Para pebasket nasional, kata Daniel, saat ini sedang proses membentuk asosiasi pemain. Seperti APPI (Asosiasi Pemain Profesional Indonesia) yang ada di sepak bola. Dengan begitu, saat pemain tengah menghadapi masalah dengan klub maupun pihak lain, ada yang membantu.

Prosesnya sekarang menyiapkan persyaratan-persyaratan yang jumlahnya sangat banyak itu. Salah satunya menyusun AD/ART. Sebanyak 70 pemain dan pelatih sempat bertemu secara virtual untuk membicarakan pembentukan asosiasi ini. "Kami ingin asosiasi ini nantinya diakui dan sah secara hukum," katanya.

Ketua  Umum PP Perbasi Danny Kosasih. (Dokumentasi Prbadi)

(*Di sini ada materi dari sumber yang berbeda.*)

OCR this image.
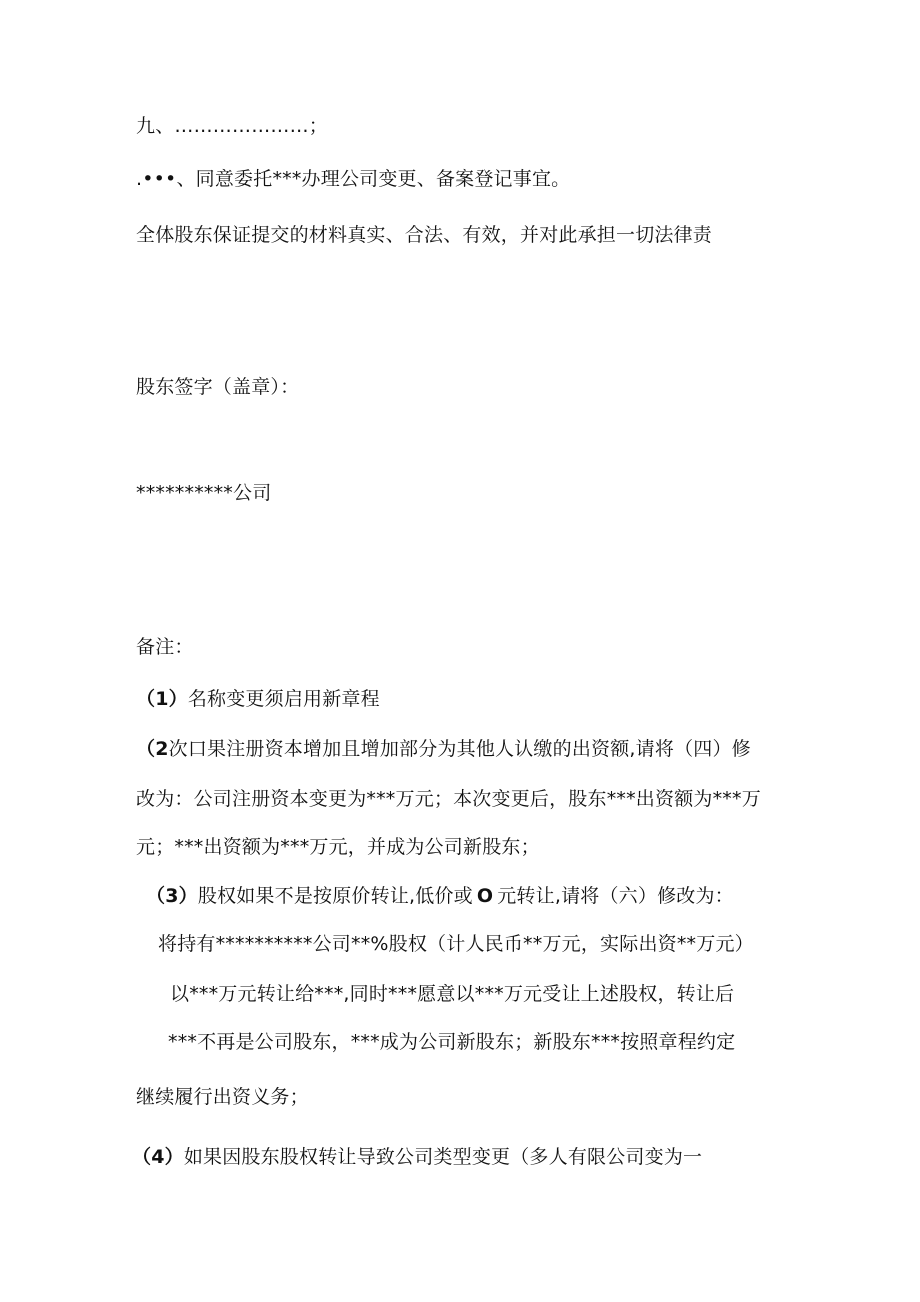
九、…………………；
.•••、同意委托***办理公司变更、备案登记事宜。
全体股东保证提交的材料真实、合法、有效，并对此承担一切法律责
股东签字（盖章）：
**********公司
备注：
（1）名称变更须启用新章程
（2次口果注册资本增加且增加部分为其他人认缴的出资额,请将（四）修
改为：公司注册资本变更为***万元；本次变更后，股东***出资额为***万
元；***出资额为***万元，并成为公司新股东；
（3）股权如果不是按原价转让,低价或 O 元转让,请将（六）修改为：
将持有**********公司**%股权（计人民币**万元，实际出资**万元）
以***万元转让给***,同时***愿意以***万元受让上述股权，转让后
***不再是公司股东，***成为公司新股东；新股东***按照章程约定
继续履行出资义务；
（4）如果因股东股权转让导致公司类型变更（多人有限公司变为一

Perbasi juga sudah pernah mencoba memediasi Dimaz Muharri dan Managing Partner CLS Knights Christopher Tanuwidjaja. Namun tidak ada titik temu. Perbasi pun tidak mau lagi memediasi mereka. "Kami sudah melakukan bagian kami memediasi mereka berdua, dan sudah buntu putusannya buntu. Jadi menurut saya sudah cukup bagian kami," kata Ketua Umum PP Perbasi Danny Kosasih.

Dalam mediasi 3 Agustus itu, tidak menghasilkan kesepakatan apapun. Kasus tetap bergulir ke pengadilan. Saat ini sudah lima kali persidangan digelar sejak April 2021. Dimaz dan istrinya, Selvia Wetty, tak pernah absen di persidangan.

Ini adalah pengalaman pertama bagi Dimaz berurusan dengan pengadilan. Sebagai sarjana hukum lulusan Ubaya, Dimaz bisa memahami jalannya persidangan.

Polemik Dimaz dan CLS Knights bermula dari mundurnya pemain asal Binjai itu dari CLS Knights pada Desember 2015. Saat itu DImaz terikat kontrak hingga 2017. Dimaz mundur karena ingin fokus pada keluarga. Sang istri, Selvia Wetty, butuh untuk didampingi setelah kehilangan Qaqa Muharri. Bayi itu meninggal di kandungan saat masih berusia delapan bulan.